01:28 He's not massively supported by everybody in the Cabinet.
01:30 My sense is that there was a pretty clear split between people who felt they just wanted it to get over with
01:35 and others who felt that maybe some of the improving economic news should take time to bed in so people would feel it
01:42 and possibly change their minds and vote Conservative.
01:45 Political journalists and political experts, I'm sure, get enormously excited about election campaigns.
01:51 Ordinary mortals perhaps groan. Do election campaigns
01:55 really make that much difference? Haven't voters made up their minds already a long time ago?
02:02 That's such a fascinating question.
02:04 I think in many senses, this is hard for me as an academic to admit, but maybe campaigns don't matter all that much.
02:11 And certainly some of the studies suggest that, as you say, people are fairly set in their ways
02:15 long before, you know, an election has been called. And that's because
02:19 of the issues that count to them and whether they're feeling looked after and listened to and supported.
02:23 This can take place in the form of local elections, which we've just had here in the United Kingdom.
02:28 But more importantly, I think at the national election level as well, if people feel, you know, that they've got a
02:35 clear sense of where they want to vote, that's unlikely to change.
02:39 There are a couple of examples where this has gone awry. 2017, Theresa May,
02:44 you know, called a general election deciding she was going to consolidate what she thought was a win, a winning position.
02:49 But actually it narrowed dramatically and she only just held on. That's because people changed their minds during the campaign.
02:55 They felt actually she wasn't a credible bet. She didn't have a secure grasp.
02:59 But at this point, I doubt it. Labour have such a commanding lead in the polls between 20 and 22 percent.
03:06 So all they really have to do is just hold on to it.
03:09 What do you think will be the defining issue for this UK election?
03:14 I think there's going to be a whole host of them.
03:17 I mean, I think at the top, cost of living and inflation that continues to dominate.
03:22 While we've seen a bit of a drop in inflation, I think in real terms,
03:25 people's bills, their household bills, energy bills, food prices,
03:30 even larger costs like housing affordability, those are still pressing very, very hard.
03:35 And I think people don't feel that the Conservatives have necessarily managed the economy,
03:39 particularly after the farrago of the Prime Minister Trust's mini-budget,
03:44 that people are really still paying for in many, many ways.
03:47 Health care hasn't been sorted out.
03:49 You know, this will rumble on with every election, but this seems to have
03:52 tailed off particularly badly in the past four to five years.
03:55 And in a sense, where is the country going, this sort of more existential question of the economic recovery and jobs?
04:02 It's easy, perhaps two or three years now to look back at Covid and say, well, we're in a post pandemic era.

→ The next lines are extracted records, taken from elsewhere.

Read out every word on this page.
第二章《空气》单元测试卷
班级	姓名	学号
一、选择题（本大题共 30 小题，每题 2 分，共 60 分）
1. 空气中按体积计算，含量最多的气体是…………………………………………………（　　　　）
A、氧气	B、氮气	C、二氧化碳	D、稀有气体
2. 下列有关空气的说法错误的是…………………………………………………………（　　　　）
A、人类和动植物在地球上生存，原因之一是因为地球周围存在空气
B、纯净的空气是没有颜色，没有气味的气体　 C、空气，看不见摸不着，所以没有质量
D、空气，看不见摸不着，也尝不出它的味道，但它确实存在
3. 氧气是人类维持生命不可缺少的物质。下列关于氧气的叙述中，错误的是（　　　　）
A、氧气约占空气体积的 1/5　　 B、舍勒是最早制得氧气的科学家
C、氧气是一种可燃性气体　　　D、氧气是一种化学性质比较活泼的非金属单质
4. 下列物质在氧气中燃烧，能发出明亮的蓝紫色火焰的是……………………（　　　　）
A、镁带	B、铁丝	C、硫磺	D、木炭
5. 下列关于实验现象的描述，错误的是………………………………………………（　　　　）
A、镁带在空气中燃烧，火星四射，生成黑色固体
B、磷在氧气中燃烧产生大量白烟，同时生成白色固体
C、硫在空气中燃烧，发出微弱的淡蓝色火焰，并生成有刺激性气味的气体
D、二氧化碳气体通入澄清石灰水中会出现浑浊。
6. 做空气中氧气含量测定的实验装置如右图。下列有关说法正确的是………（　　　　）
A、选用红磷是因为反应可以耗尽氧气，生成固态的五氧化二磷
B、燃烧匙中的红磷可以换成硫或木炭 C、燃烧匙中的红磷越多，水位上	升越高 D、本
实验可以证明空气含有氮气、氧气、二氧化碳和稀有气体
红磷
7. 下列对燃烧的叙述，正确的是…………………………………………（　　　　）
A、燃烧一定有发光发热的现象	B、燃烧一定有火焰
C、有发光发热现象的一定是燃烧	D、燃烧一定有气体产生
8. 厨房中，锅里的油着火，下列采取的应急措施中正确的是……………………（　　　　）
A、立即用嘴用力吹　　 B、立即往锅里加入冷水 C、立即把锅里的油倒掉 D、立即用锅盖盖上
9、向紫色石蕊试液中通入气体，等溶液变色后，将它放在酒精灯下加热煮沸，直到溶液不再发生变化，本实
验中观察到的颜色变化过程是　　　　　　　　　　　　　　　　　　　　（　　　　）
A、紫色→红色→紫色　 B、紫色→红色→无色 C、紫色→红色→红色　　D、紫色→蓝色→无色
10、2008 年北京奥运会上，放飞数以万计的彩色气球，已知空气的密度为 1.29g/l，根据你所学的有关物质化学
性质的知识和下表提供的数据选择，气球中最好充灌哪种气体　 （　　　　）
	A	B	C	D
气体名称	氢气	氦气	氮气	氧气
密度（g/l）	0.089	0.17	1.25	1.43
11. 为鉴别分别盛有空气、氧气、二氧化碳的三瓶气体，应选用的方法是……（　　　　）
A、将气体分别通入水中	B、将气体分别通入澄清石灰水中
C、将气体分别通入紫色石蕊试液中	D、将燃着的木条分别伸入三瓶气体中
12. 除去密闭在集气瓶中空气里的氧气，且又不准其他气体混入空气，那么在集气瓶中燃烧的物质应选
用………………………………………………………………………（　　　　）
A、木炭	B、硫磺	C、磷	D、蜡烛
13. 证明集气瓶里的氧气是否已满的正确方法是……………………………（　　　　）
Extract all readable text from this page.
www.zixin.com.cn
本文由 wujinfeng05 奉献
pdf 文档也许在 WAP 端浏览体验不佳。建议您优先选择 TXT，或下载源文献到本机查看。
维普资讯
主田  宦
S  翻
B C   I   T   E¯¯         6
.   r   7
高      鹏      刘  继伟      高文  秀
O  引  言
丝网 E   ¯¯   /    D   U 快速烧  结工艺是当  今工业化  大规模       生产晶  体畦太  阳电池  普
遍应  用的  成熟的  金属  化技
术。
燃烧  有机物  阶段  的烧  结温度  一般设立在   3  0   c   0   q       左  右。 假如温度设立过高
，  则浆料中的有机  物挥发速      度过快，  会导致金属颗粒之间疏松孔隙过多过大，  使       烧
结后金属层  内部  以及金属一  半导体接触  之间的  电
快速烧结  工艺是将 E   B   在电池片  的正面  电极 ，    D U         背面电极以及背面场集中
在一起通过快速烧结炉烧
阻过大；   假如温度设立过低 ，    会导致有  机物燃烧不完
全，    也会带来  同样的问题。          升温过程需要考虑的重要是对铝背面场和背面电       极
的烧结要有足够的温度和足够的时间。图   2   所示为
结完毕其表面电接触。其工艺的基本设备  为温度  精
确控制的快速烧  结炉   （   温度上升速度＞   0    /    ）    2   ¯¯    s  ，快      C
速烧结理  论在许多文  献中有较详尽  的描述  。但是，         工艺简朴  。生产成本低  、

04:07 But in many ways, actually, job creation and support for small and medium sized businesses hasn't bounced back.
04:14 So there will be questions as to which of the governing parties, you know, is a better bet in terms of helping that resuscitation.
04:21 And then finally, you've got big ticket items like climate change.
04:24 You've got immigration and borders.
04:26 From my perspective, perhaps, you know, European foreign and security policy, Britain's role in the world.
04:31 It just kind of depends on which of the which of those levers, which of those issue buttons, if you like,
04:36 the the parties are going to press as they campaign up and down the country for the next six weeks.
04:41 Amelia, we shall no doubt talk much more about this over the coming weeks.
04:44 For the moment, thank you for that.
04:45 Amelia Hadfield from the Department of Politics at the University of Surrey.